Retro Review: Twice-Told Tales (1963)

PCA reminds you that the world’s best movies are not in the new releases section at Blockbuster.

Twice-Told Tales (1963) Riding high on the success of Roger Corman’s adaptations of Edgar Allen Poe’s gothic tales, AIP turned its attention to the macabre stories of Nathaniel Hawthorne in this anthology film.  To bring Hawthorne’s stories to life, AIP brought AIP horror mainstay Vincent Price to play the antagonist in three chilling tales of horror, betrayal and romance.
The first story, “Dr. Heidegger’s Experiment” features Sebastian Cabot as Dr. Heidgegger, a lonely man who still mourns the death of his beloved fiancée thirty years ago.  When he and his life long friend Alex, played by Vincent Price, discover a magical water leak in a crypt, Heidgger restores their youth and brings his long deceased bride back from to life.  However, with her resurrection come secrets from the past which threatens to doom the future of the three old friends.
The second story, “Rappaccini’s Daughter” features Brett Halsey as a medical student who falls in love with luscious Joyce Taylor who he watches in the garden from his balcony.  However, what sort of fiendish experiments has Dr.
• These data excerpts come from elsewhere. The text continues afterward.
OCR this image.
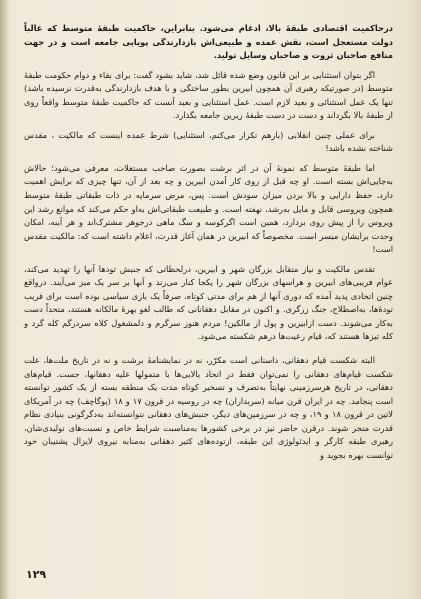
درحاکمیت اقتصادی طبقهٔ بالا، ادغام می‌شود. بنابراین، حاکمیت طبقهٔ متوسط که غالباً دولت مستعجل است، نقش عمده و طبیعی‌اش بازدارندگی پویایی جامعه است و در جهت منافع صاحبان ثروت و صاحبان وسایل تولید.

اگر بتوان استثنایی بر این قانون وضع شده قائل شد، شاید بشود گفت: برای بقاء و دوام حکومت طبقهٔ متوسط (در صورتیکه رهبری آن همچون ابیرین بطور ساختگی و با هدف بازدارندگی به‌قدرت نرسیده باشد) تنها یک عمل استثنائی و بعید لازم است. عمل استثنایی و بعید آنست که حاکمیت طبقهٔ متوسط واقعاً روی از طبقهٔ بالا بگرداند و دست در دست طبقهٔ زیرین جامعه بگذارد.

برای عملی چنین انقلابی (بازهم تکرار می‌کنم، استثنایی) شرط عمده اینست که مالکیت ، مقدس شناخته نشده باشد!

اما طبقهٔ متوسط که نمونهٔ آن در اثر برشت بصورت صاحب مستغلات، معرفی می‌شود؛ حالاش به‌جایی‌اش بسته است. او چه قبل از روی کار آمدن ابیرین و چه بعد از آن، تنها چیزی که برایش اهمیت دارد، حفظ دارایی و بالا بردن میزان سودش است. پس، مرض سرمایه در ذات طبقاتی طبقهٔ متوسط همچون ویروسی قابل و مایل به‌رشد، نهفته است. و طبیعت طبقاتی‌اش به‌او حکم می‌کند که موانع رشد این ویروس را از پیش روی بردارد، همین است اگرکوسه و سگ ماهی درجوهر مشترک‌اند و هر آینه، امکان وحدت برایشان میسر است. مخصوصاً که ابیرین در همان آغاز قدرت، اعلام داشته است که: مالکیت مقدس است!

تقدس مالکیت و نیاز متقابل بزرگان شهر و ابیرین، درلحظاتی که جنبش تودها آنها را تهدید می‌کند، عوام فریبی‌های ابیرین و هراسهای بزرگان شهر را یکجا کنار می‌زند و آنها بر سر یک میز می‌آیند. درواقع چنین اتحادی پدید آمده که دوری آنها از هم برای مدتی کوتاه، صرفاً یک بازی سیاسی بوده است برای فریب تودهٔ‌ها، به‌اصطلاح، جنگ زرگری. و اکنون در مقابل دهقانانی که طالب لغو بهرهٔ مالکانه هستند، متحداً دست به‌کار می‌شوند. دست ازابیرین و پول از مالکین! مردم هنوز سرگرم و دلمشغول کلاه سردرگم کله گرد و کله تیزها هستند که، قیام رعیت‌ها درهم شکسته می‌شود.

البته شکست قیام دهقانی، داستانی است مکرّر، نه در نمایشنامهٔ برشت و نه در تاریخ ملت‌ها، علت شکست قیام‌های دهقانی را نمی‌توان فقط در اتحاد بالایی‌ها با متمولها علیه دهقانها، جست. قیام‌های دهقانی، در تاریخ هرسرزمینی نهایتاً به‌تصرف و تسخیر کوتاه مدت یک منطقه بسته از یک کشور توانسته است پنجامد. چه در ایران قرن میانه (سربداران) چه در روسیه در قرون ۱۷ و ۱۸ (پوگاچف) چه در آمریکای لاتین در قرون ۱۸ و ۱۹، و چه در سرزمین‌های دیگر، جنبش‌های دهقانی نتوانسته‌اند به‌دگرگونی بنیادی نظام قدرت منجر شوند. درقرن حاضر نیز در برخی کشورها به‌مناسبت شرایط خاص و نسبت‌های تولیدی‌شان، رهبری طبقه کارگر و ایدئولوژی این طبقه، ازتوده‌های کثیر دهقانی به‌منابه نیروی لایزال پشتیبان خود توانست بهره بجوید و

۱۲۹
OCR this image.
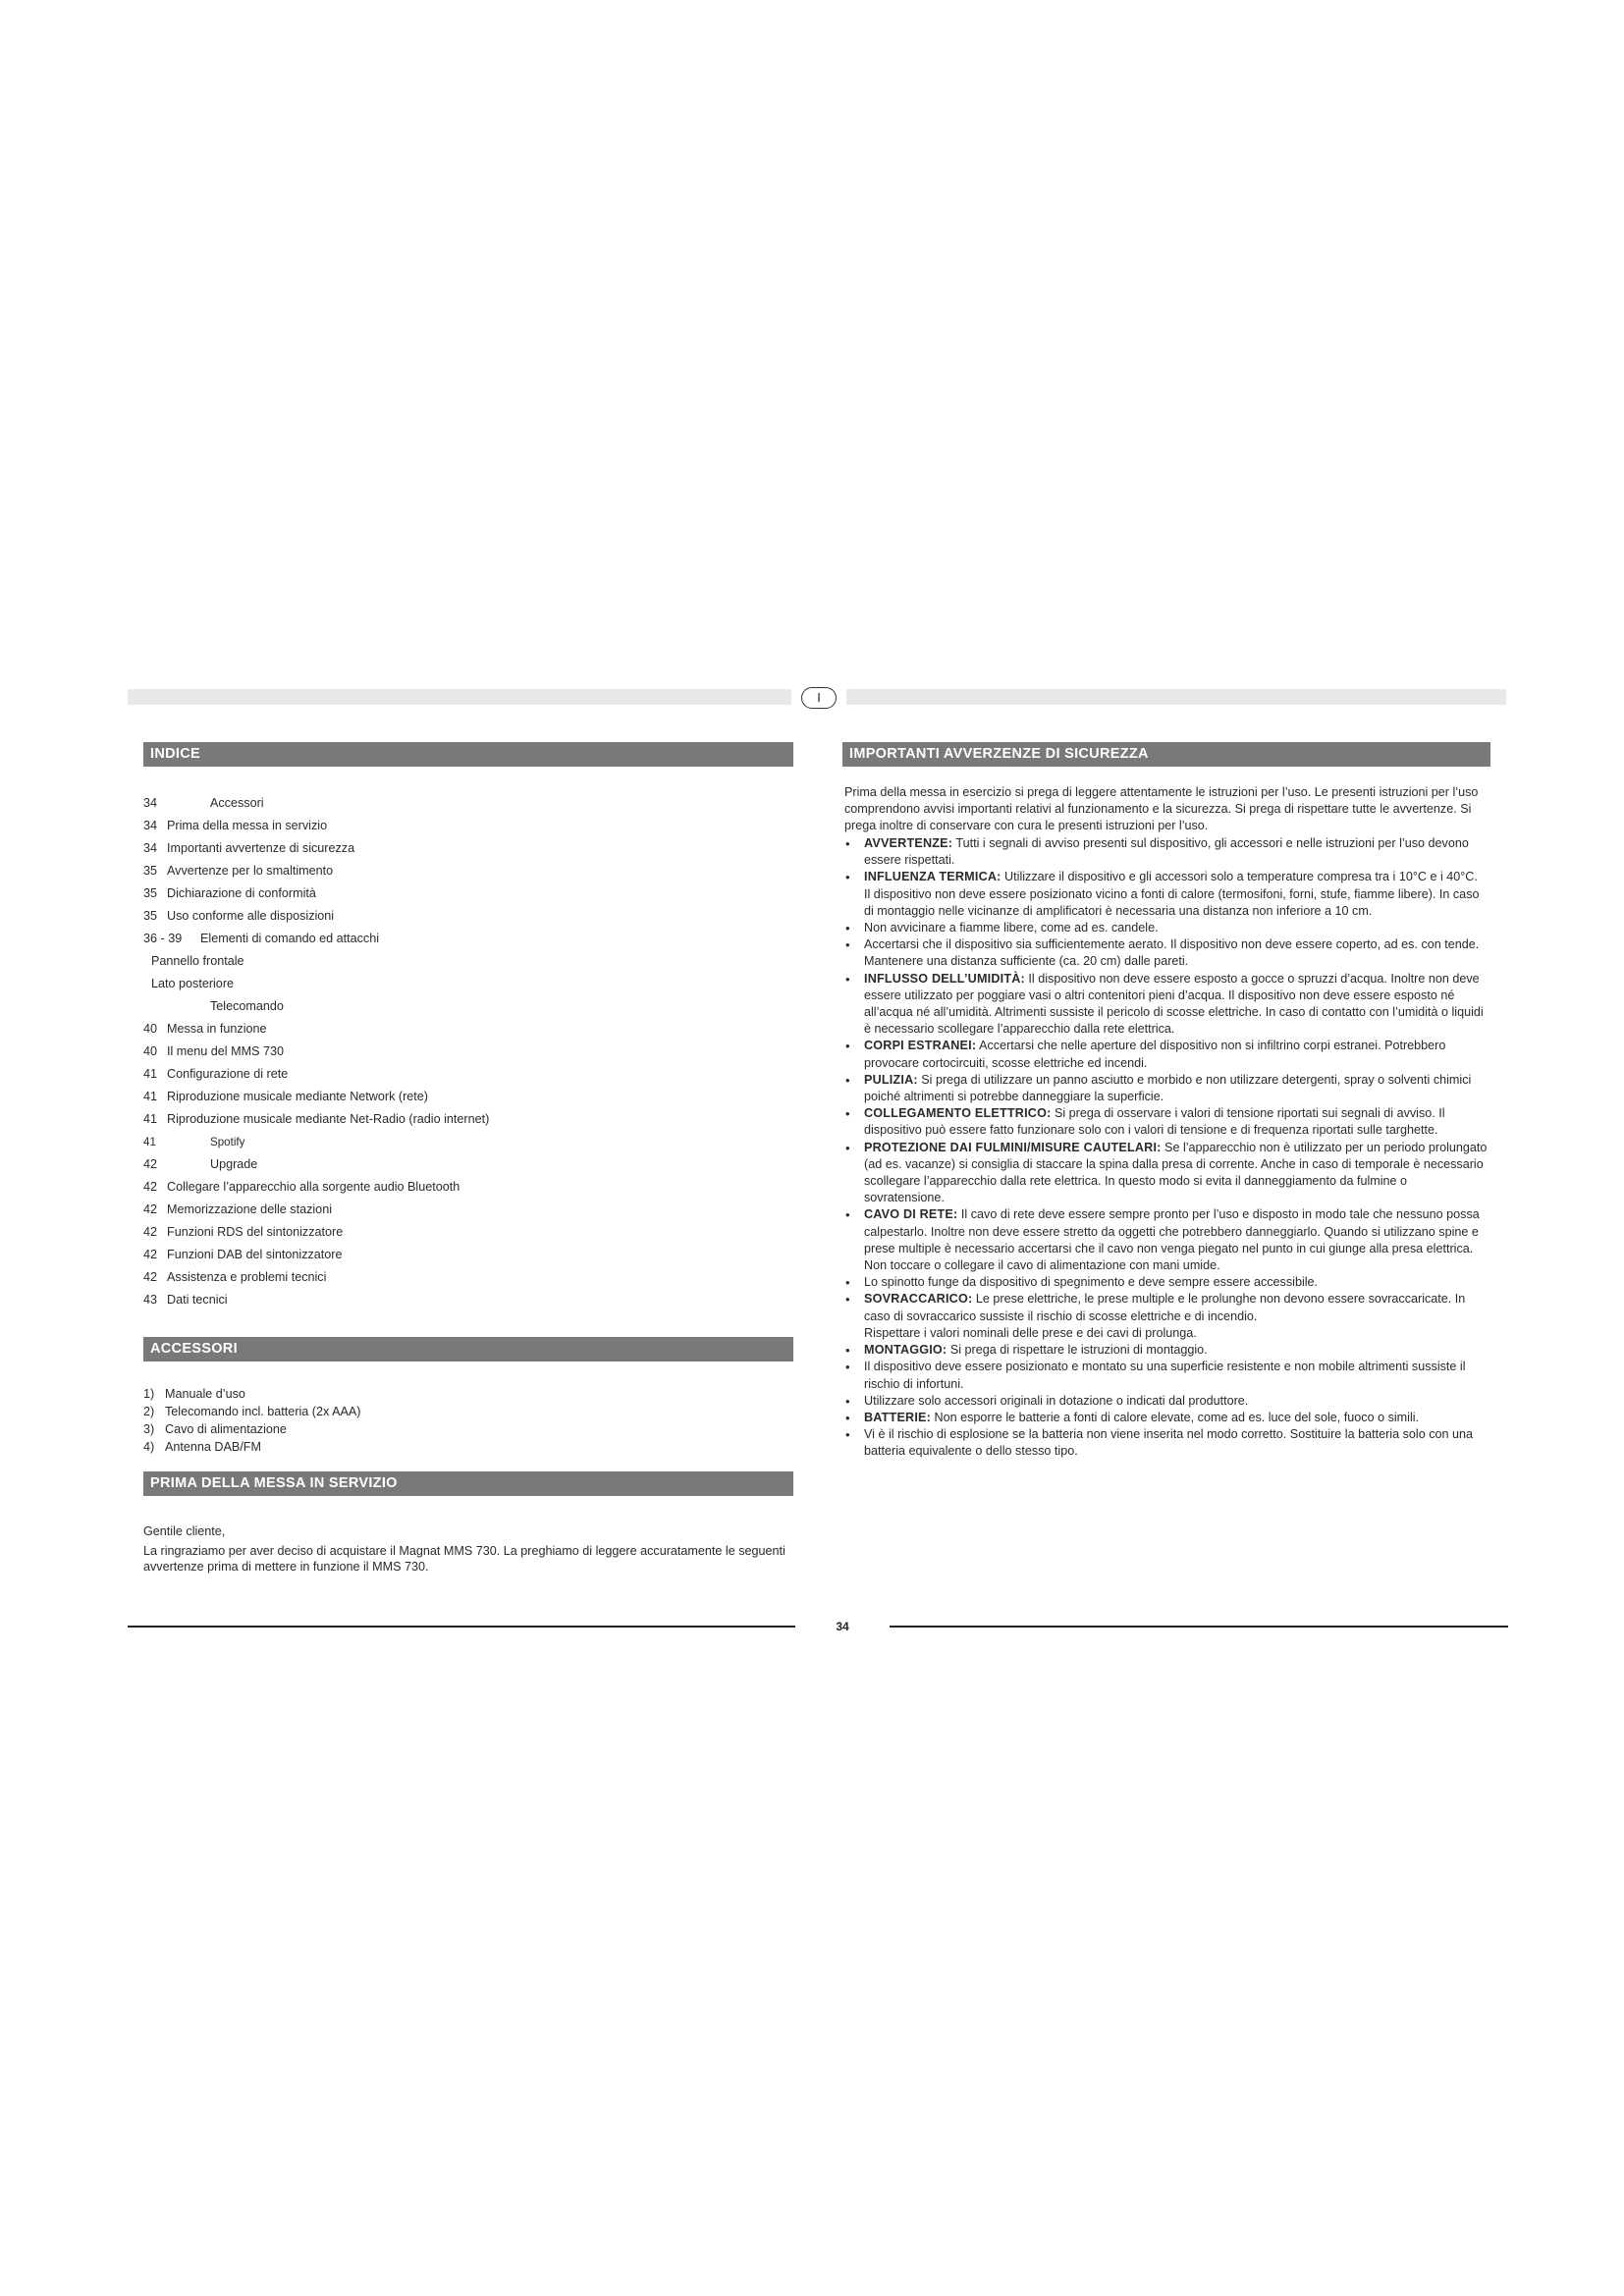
I
INDICE
34	Accessori
34 Prima della messa in servizio
34 Importanti avvertenze di sicurezza
35 Avvertenze per lo smaltimento
35 Dichiarazione di conformità
35 Uso conforme alle disposizioni
36 - 39	Elementi di comando ed attacchi
Pannello frontale
Lato posteriore
Telecomando
40 Messa in funzione
40 Il menu del MMS 730
41 Configurazione di rete
41 Riproduzione musicale mediante Network (rete)
41 Riproduzione musicale mediante Net-Radio (radio internet)
41	Spotify
42	Upgrade
42 Collegare l’apparecchio alla sorgente audio Bluetooth
42 Memorizzazione delle stazioni
42 Funzioni RDS del sintonizzatore
42 Funzioni DAB del sintonizzatore
42 Assistenza e problemi tecnici
43 Dati tecnici
ACCESSORI
1) Manuale d’uso
2) Telecomando incl. batteria (2x AAA)
3) Cavo di alimentazione
4) Antenna DAB/FM
PRIMA DELLA MESSA IN SERVIZIO

Gentile cliente,

La ringraziamo per aver deciso di acquistare il Magnat MMS 730. La preghiamo di leggere accuratamente le seguenti avvertenze prima di mettere in funzione il MMS 730.

IMPORTANTI AVVERZENZE DI SICUREZZA

Prima della messa in esercizio si prega di leggere attentamente le istruzioni per l’uso. Le presenti istruzioni per l’uso comprendono avvisi importanti relativi al funzionamento e la sicurezza. Si prega di rispettare tutte le avvertenze. Si prega inoltre di conservare con cura le presenti istruzioni per l’uso.

• AVVERTENZE: Tutti i segnali di avviso presenti sul dispositivo, gli accessori e nelle istruzioni per l’uso devono essere rispettati.
• INFLUENZA TERMICA: Utilizzare il dispositivo e gli accessori solo a temperature compresa tra i 10°C e i 40°C.
Il dispositivo non deve essere posizionato vicino a fonti di calore (termosifoni, forni, stufe, fiamme libere). In caso di montaggio nelle vicinanze di amplificatori è necessaria una distanza non inferiore a 10 cm.
• Non avvicinare a fiamme libere, come ad es. candele.
• Accertarsi che il dispositivo sia sufficientemente aerato. Il dispositivo non deve essere coperto, ad es. con tende. Mantenere una distanza sufficiente (ca. 20 cm) dalle pareti.
• INFLUSSO DELL’UMIDITÀ: Il dispositivo non deve essere esposto a gocce o spruzzi d’acqua. Inoltre non deve essere utilizzato per poggiare vasi o altri contenitori pieni d’acqua. Il dispositivo non deve essere esposto né all’acqua né all’umidità. Altrimenti sussiste il pericolo di scosse elettriche. In caso di contatto con l’umidità o liquidi è necessario scollegare l’apparecchio dalla rete elettrica.
• CORPI ESTRANEI: Accertarsi che nelle aperture del dispositivo non si infiltrino corpi estranei. Potrebbero provocare cortocircuiti, scosse elettriche ed incendi.
• PULIZIA: Si prega di utilizzare un panno asciutto e morbido e non utilizzare detergenti, spray o solventi chimici poiché altrimenti si potrebbe danneggiare la superficie.
• COLLEGAMENTO ELETTRICO: Si prega di osservare i valori di tensione riportati sui segnali di avviso. Il dispositivo può essere fatto funzionare solo con i valori di tensione e di frequenza riportati sulle targhette.
• PROTEZIONE DAI FULMINI/MISURE CAUTELARI: Se l’apparecchio non è utilizzato per un periodo prolungato (ad es. vacanze) si consiglia di staccare la spina dalla presa di corrente. Anche in caso di temporale è necessario scollegare l’apparecchio dalla rete elettrica. In questo modo si evita il danneggiamento da fulmine o sovratensione.
• CAVO DI RETE: Il cavo di rete deve essere sempre pronto per l’uso e disposto in modo tale che nessuno possa calpestarlo. Inoltre non deve essere stretto da oggetti che potrebbero danneggiarlo. Quando si utilizzano spine e prese multiple è necessario accertarsi che il cavo non venga piegato nel punto in cui giunge alla presa elettrica. Non toccare o collegare il cavo di alimentazione con mani umide.
• Lo spinotto funge da dispositivo di spegnimento e deve sempre essere accessibile.
• SOVRACCARICO: Le prese elettriche, le prese multiple e le prolunghe non devono essere sovraccaricate. In caso di sovraccarico sussiste il rischio di scosse elettriche e di incendio.
Rispettare i valori nominali delle prese e dei cavi di prolunga.
• MONTAGGIO: Si prega di rispettare le istruzioni di montaggio.
• Il dispositivo deve essere posizionato e montato su una superficie resistente e non mobile altrimenti sussiste il rischio di infortuni.
• Utilizzare solo accessori originali in dotazione o indicati dal produttore.
• BATTERIE: Non esporre le batterie a fonti di calore elevate, come ad es. luce del sole, fuoco o simili.
• Vi è il rischio di esplosione se la batteria non viene inserita nel modo corretto. Sostituire la batteria solo con una batteria equivalente o dello stesso tipo.
34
Rappaccini, played once again by Vincent Price, been doing on his daughter, and how does it prevent the two young lovers from ever truly being together?

Vincent Price stars in three tales of horror and romance in AIP's "Twice-Told Tales"

The third story, “The House of the Seven Gables” is a stripped down version of Hawthorne’s novel.  Price plays Gerald Pyncheon, who returns to his ancestral home in search for a treasure buried in a basement vault.  However, the house is haunted by a vengeful ghost, who seeks revenge on Pyncheon for crimes committed to him by Pyncheon’s ancestors, and to reunite two reincarnated lovers, played by Beverly Garland and Richard Denning.
I normally don’t care much for anthology films, but Twice-Told Tales succeeds where others fail.  Directed by Sidney Salkow, who primarily worked on episodic television, each tale from Twice-Told Tales is quickly and effectively fleshed out in forty-five minute chapters which play like individual episodes of an anthology program with a top rate cast.  Vincent Price is at his hammy best, but adds to the almost fairytale feel to the film.  The superb supporting cast help add a unique sense of depth to stories that would be too short to tell in just a single film.
Making the film an odd curiosity is that while each tale is essentially a horror story, all three of Hawthorne’s stories double as horrific love stories, where the lovers, in most cases, are doomed by their passion for one another.  But although the stories are full of twisted romance, Twice-Told Tales is not without its chilling moments.  Corpses, necrophilia, murder and walls that drip blood are only some of the shocks in this well made and perfectly paced film.  Twice- Told Tales is a welcomed break away from AIP’s Poe series, and a gem in the gothic horror genre.